There you can find basic recommendations, how to set up your trading system for getting excellent forecasting results, and build profitable models. Basic steps of operating is:

1. Creating model

2. Learning model

3. Estimating model's performance

4. Using model for getting forecasting signals on new data.

If model's performance seems to be not too high for you, that means that you have to try to create another model, with different parameters' set. The most important part is to define 'optimized' model for selected ticker symbol. For example, the model with No Filtration Level shows greater results than 2nd Filtration Level, or, Neural Network larger structure gives worse results than smaller structure because the data used in learning, is not sufficient for such a large NN structure.

The way how to get optimized model, is to create several models with different parameters for selected symbol, learn them all, and compare the performance of each model. The model with highest performance is your 'optimized' model, which may be used in further forecasting. For example, you can create 5 models for IBM, changing filtration level, or, trading strategy, or, desired signals frequency (see Creating Model chapter for detailed explanations of model's parameters), with different modes' names, such as "IBM_INVEST_FILTR3_FREQ5", "IBM_MIDDLE_FILTRNO_FREQ3" etc. This way, you will have the description of created model in its name. You also always can see detailed model's parameters by clicking FILE/INFORMATION ABOUT ACTIVE NEURAL MODEL menu item, under main menu.

For estimating the performance of the model, i usually learn it, and then get forecasting results on out-of-sample period. It is the period which was extracted from learning process, so the data for that period is unknown for the system. If the accuracy of signals is acceptable, and, profitability is high, i reset the out of sample period, randomize the model, and relearn it from the beginning. Then, the model is ready for using.

Once the model is learned, it may be used for getting forecasting signals. Press UPDATE button daily, and, new price bar will appear on stock chart. Then, click MAKE PREDICTION ON ENTIRE DATASET menu, and you will have forecasting signal at the last added bar, and at CURRENT POSITION INFO tab. There the recommendation will appear, for the next day open. It may show HOLD for being out of trade if you are in opened position already, NONE for keeping tracking in the next several days if you're not in opened position yet, SELL for closing previously opened LONG position or for opening SHORT position tomorrow, BUY for opening LONG position at the next market open, or for closing previously opened SHORT position.

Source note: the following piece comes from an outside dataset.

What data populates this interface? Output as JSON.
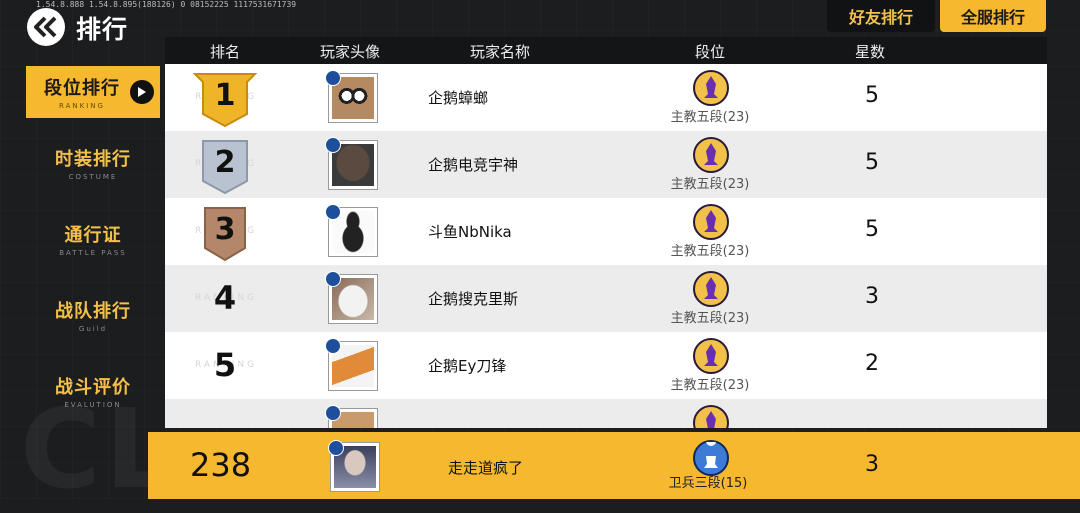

One last point-you dont have not relearn your model after each update, as the structure of NN changes every time when learning process starts. So, i would recommend to use optimized model for the period of %15-%20 of initial training period, then, estimate model's performance again, and if it is still up-to-date, and can give adequate forecasting signals, continue using it. If the accuracy goes lower after some period of updating, just relearn it, so that the new data passed to the system by updating procedure, has reflection in the model. For example, if i create the model with 1 year historical period stock quotes, learn it, then, i may use it for 1-2 months, for getting forecasting, and being in high accuracy level and total net profit. If the accuracy decreases after 2 months of using, i may click AFTERLEARN MODEL, so new data will be used in afterlearning. The model is not randomized in this case. Or, i may select RANDOMIZE MODEL, RESET OUT OF SAMPLE PERIOD, and start total learning.